Estimating Consumer Welfare Gains from Free Online Services

11/01/2023
Featured in print Digest

This figure is a scatter plot titled, Correlation between Valuation of Digital Goods and GDP per capita. The y-axis is labeled, Valuation of digital goods by Facebook users, percentage of GDP per capita. It ranges from 0 to 25 percent, increasing in increments of 5. The x-axis is labeled, GDP per capita, 2020 USD. It ranges from 0 to 100000, increasing in increments of 20000.  There are 13 points on the scatter plot, each point representing a different country. There is a dotted line representing a best fit line. The dotted line starts in the upper left corner of the graph and declines towards the bottom right hand side of the graph, showing a negative correlation between the valuation of digital goods and GDP per capita.  The note on the figure reads, Estimates are based on survey valuations of willingness to pay. Bars represent 95% confidence intervals. The source line reads, Source: Researchers’ calculations using data from multiple sources and surveys.

Over the last decade, digital products such as Google, WhatsApp, and Facebook have proliferated. In the US and UK, for example, people now spend an average of 24 hours online each week. The statistics suggest the possibility of substantial welfare gains for consumers, who typically access these products at no cost. They also present a measurement challenge to traditional measurement methods that rely on price data to construct national accounts metrics such as GDP.

In The Digital Welfare of Nations: New Measures of Welfare Gains and Inequality (NBER Working Paper 31670), Erik BrynjolfssonAvinash CollisAsad LiaqatDaley KutzmanHaritz GarroDaniel DeisenrothNils Wernerfelt, and Jae Joon Lee use a survey-based experiment to estimate the welfare impacts of digital goods. The researchers use Facebook’s internal survey platform to administer a large-scale incentivized online choice experiment to 39,717 Facebook users across 13 countries. They query users about their preferences regarding ten digital goods — Facebook, Twitter, Instagram, WhatsApp, Snapchat, TikTok, Google Search, Google Maps, YouTube, and Amazon Shopping — as well as the amount of money they would be willing to accept in exchange for deactivating their Facebook accounts for one month. They use the resulting survey data to calculate the consumer welfare gains generated by each of these products.

Freely available digital goods reduce welfare inequality between richer and poorer countries as well as between richer and poorer individuals.

The survey data suggest that among Facebook users, the ten digital goods generate $2.52 trillion in consumer welfare across the 13 countries, corresponding to 5.95 percent of the countries’ total GDP, and ranging from $1.29 trillion in the United States to $13 billion in Romania. The gains represent a higher share of income in lower-income countries as well as a higher share of income among individuals with lower income and wealth. The researchers therefore conclude that freely available digital goods reduce disparities in consumer welfare both within and across nations.
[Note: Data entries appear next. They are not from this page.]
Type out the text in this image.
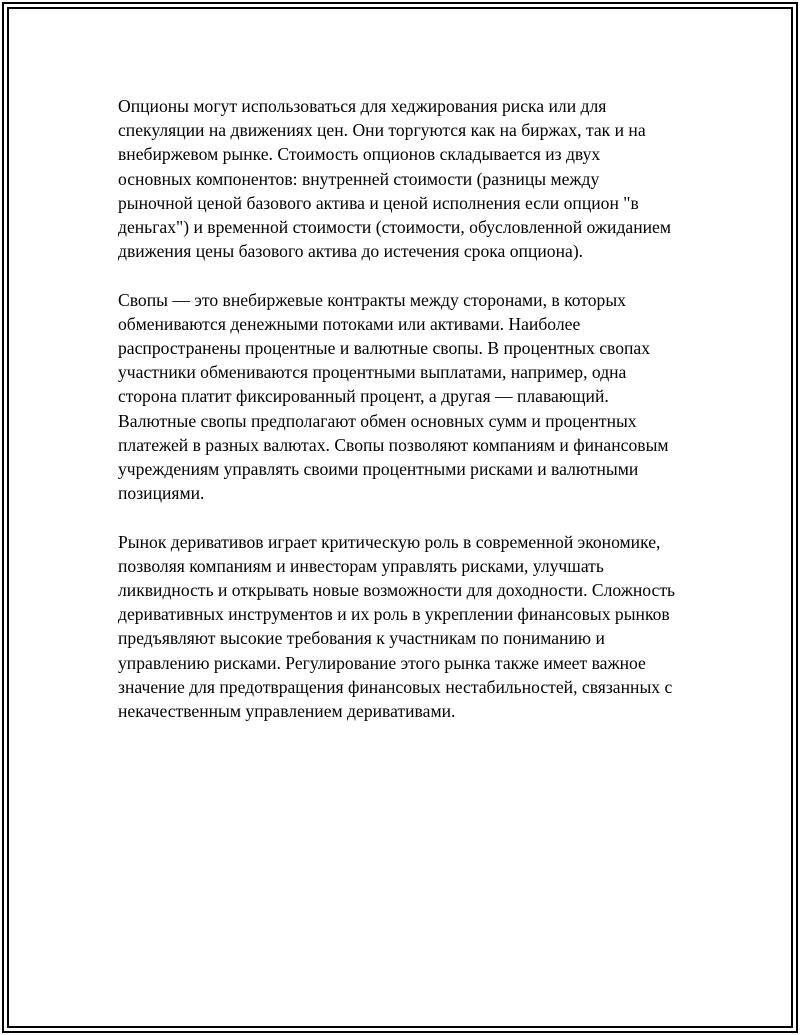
Опционы могут использоваться для хеджирования риска или для спекуляции на движениях цен. Они торгуются как на биржах, так и на внебиржевом рынке. Стоимость опционов складывается из двух основных компонентов: внутренней стоимости (разницы между рыночной ценой базового актива и ценой исполнения если опцион "в деньгах") и временной стоимости (стоимости, обусловленной ожиданием движения цены базового актива до истечения срока опциона).

Свопы — это внебиржевые контракты между сторонами, в которых обмениваются денежными потоками или активами. Наиболее распространены процентные и валютные свопы. В процентных свопах участники обмениваются процентными выплатами, например, одна сторона платит фиксированный процент, а другая — плавающий. Валютные свопы предполагают обмен основных сумм и процентных платежей в разных валютах. Свопы позволяют компаниям и финансовым учреждениям управлять своими процентными рисками и валютными позициями.

Рынок деривативов играет критическую роль в современной экономике, позволяя компаниям и инвесторам управлять рисками, улучшать ликвидность и открывать новые возможности для доходности. Сложность деривативных инструментов и их роль в укреплении финансовых рынков предъявляют высокие требования к участникам по пониманию и управлению рисками. Регулирование этого рынка также имеет важное значение для предотвращения финансовых нестабильностей, связанных с некачественным управлением деривативами.
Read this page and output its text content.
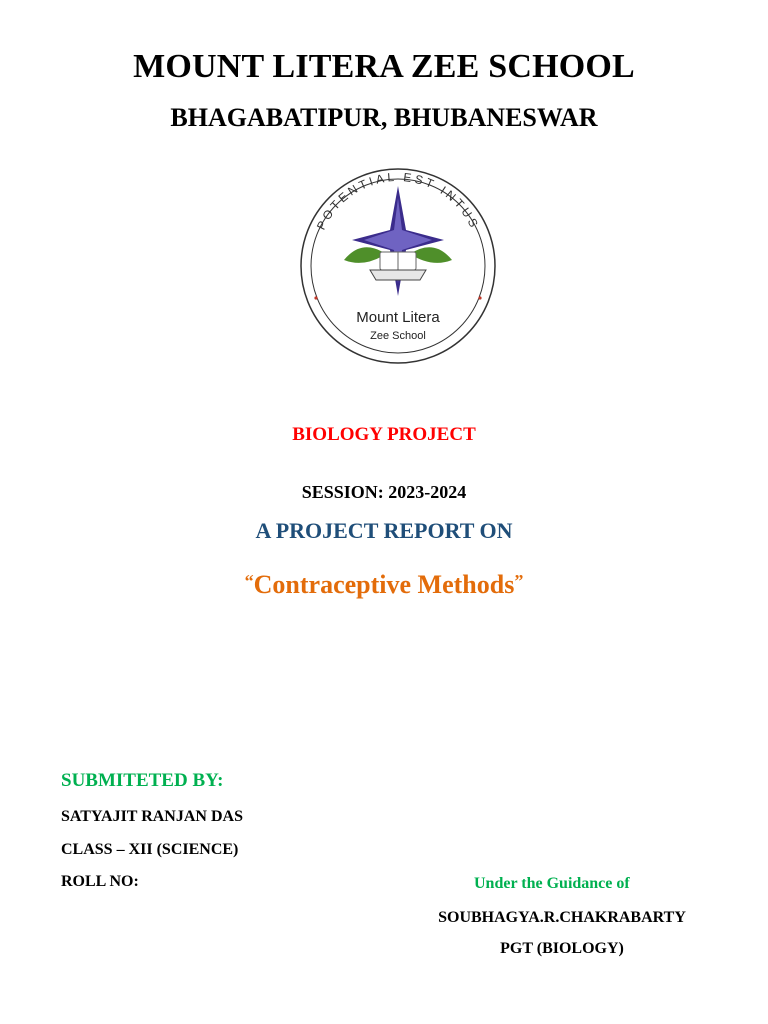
MOUNT LITERA ZEE SCHOOL
BHAGABATIPUR, BHUBANESWAR
POTENTIAL EST INTUS
Mount Litera
Zee School
BIOLOGY PROJECT
SESSION: 2023-2024
A PROJECT REPORT ON
“Contraceptive Methods”
SUBMITETED BY:
SATYAJIT RANJAN DAS
CLASS – XII (SCIENCE)
ROLL NO:	Under the Guidance of
SOUBHAGYA.R.CHAKRABARTY
PGT (BIOLOGY)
The results suggest that most of the welfare gains from using these digital goods accrue to consumers and not to the platforms. For example, the researchers estimate that the user value generated by Facebook is $284 billion for the 13 countries studied, more than twice as much as Meta’s $115 billion in advertising revenue from Facebook, Instagram, and WhatsApp globally.

Because free digital goods generate substantial welfare for consumers but are not included in GDP, economic growth and labor productivity — typically defined as GDP per hour worked — have been underestimated in recent years, at least for the countries in the study’s sample. Traditional measures of output and productivity do not reflect the full contribution of digital goods.

The researchers’ findings are not driven by consumers who spend an outsize amount of time on digital platforms. The estimated welfare gains are distributed across a broad range of users, not concentrated among those who are very active online.

— Abby Hiller


A.L., D.K., H.G., and D.D. are employees of Meta Platforms and hold a financial interest in Meta. N.W. was an employee of Meta while this research was conducted though he no longer holds a financial interest in the company. All other authors declare no current competing interests, although E.B. and A.C. have in the past been awarded unrestricted gifts from Meta and receive final support from the Stanford Digital Economy Lab which is in turn partially funded by a variety of entities.